Un homme passa qui me demanda si j’avais la permission, et, sur ma réponse négative, me fit plier bagage. À qui donc faisais-je du mal ? et pourquoi m’empêcher de gagner ma vie ?

Je vendis tout, livres et hardes, un flageolet, une casquette, ne sachant plus à quelle porte aller frapper ; on m’avait trouvé trop petit dans tous les bureaux de placement pour être professeur ou maître d’études.

J’avais encore un asile, on me gardait à crédit dans mon hôtel ; mais je passais des journées sans manger.

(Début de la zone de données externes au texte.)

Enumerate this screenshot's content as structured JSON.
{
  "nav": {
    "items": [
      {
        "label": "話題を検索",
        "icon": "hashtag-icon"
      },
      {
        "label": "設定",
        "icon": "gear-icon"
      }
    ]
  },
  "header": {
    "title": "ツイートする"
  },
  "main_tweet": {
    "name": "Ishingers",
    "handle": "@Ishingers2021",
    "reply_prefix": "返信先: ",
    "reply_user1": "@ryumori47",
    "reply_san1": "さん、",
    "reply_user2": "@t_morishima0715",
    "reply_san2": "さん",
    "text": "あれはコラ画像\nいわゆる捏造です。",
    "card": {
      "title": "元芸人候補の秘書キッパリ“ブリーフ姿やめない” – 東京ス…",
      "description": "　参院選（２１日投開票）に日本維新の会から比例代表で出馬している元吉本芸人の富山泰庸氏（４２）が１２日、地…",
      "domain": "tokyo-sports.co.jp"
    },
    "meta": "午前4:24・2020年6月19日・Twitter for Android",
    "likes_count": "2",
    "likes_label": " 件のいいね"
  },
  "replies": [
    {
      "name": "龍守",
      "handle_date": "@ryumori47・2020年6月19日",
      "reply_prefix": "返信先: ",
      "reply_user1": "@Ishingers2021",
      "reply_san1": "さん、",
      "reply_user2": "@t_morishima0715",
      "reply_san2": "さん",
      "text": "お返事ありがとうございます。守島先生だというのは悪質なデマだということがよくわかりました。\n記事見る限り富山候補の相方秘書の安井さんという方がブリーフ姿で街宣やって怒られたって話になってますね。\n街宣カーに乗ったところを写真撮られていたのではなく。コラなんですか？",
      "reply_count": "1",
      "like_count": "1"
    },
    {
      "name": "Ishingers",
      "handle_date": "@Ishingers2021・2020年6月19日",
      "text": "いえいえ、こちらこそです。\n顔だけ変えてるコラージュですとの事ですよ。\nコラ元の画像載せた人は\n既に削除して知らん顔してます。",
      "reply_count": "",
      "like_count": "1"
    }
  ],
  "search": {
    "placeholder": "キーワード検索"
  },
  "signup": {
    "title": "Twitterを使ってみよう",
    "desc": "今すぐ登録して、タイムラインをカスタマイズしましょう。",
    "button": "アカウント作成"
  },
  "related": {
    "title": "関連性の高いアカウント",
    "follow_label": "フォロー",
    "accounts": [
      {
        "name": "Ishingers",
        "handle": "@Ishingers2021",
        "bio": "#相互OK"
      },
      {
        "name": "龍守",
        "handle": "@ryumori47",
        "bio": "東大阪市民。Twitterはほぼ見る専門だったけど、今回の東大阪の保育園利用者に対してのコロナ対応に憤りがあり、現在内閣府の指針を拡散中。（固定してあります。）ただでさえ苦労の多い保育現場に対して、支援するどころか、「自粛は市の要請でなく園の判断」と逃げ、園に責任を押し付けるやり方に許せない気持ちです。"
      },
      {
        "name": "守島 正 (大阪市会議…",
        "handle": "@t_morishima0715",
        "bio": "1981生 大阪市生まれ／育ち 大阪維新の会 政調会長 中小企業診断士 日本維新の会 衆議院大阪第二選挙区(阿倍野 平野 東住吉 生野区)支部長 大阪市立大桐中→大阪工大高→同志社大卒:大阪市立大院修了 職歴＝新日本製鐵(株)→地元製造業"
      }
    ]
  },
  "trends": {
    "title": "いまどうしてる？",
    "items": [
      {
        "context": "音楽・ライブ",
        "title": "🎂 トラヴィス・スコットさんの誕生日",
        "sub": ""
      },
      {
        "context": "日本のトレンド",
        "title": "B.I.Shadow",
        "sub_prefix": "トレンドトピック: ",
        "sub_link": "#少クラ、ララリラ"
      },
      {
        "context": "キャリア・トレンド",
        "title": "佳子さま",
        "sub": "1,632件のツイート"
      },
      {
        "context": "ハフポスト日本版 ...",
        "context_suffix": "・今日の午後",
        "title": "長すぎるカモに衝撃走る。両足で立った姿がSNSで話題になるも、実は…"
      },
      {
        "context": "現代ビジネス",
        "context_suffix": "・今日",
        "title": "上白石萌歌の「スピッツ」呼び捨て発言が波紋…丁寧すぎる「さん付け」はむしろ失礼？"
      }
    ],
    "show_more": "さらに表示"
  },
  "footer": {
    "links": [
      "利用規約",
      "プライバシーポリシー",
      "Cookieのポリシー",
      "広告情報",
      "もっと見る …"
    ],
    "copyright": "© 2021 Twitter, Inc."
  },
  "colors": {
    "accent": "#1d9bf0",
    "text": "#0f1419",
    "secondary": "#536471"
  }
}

Un soir, pour échapper aux tortures de la faim, j’ôtai ma chemise et j’allai la vendre. Tout était dit. Je ne pouvais plus sortir du bourbier, et j’y devais rester quinze ans. Il aurait fallu maintenant, pour me retirer de l’abîme, que quelqu’un me fît habiller de la tête aux pieds ; on ne trouve pas tous les jours des gens pour faire ces sacrifices. Un homme qui n’a plus de chemise est perdu, quand même il aurait du génie.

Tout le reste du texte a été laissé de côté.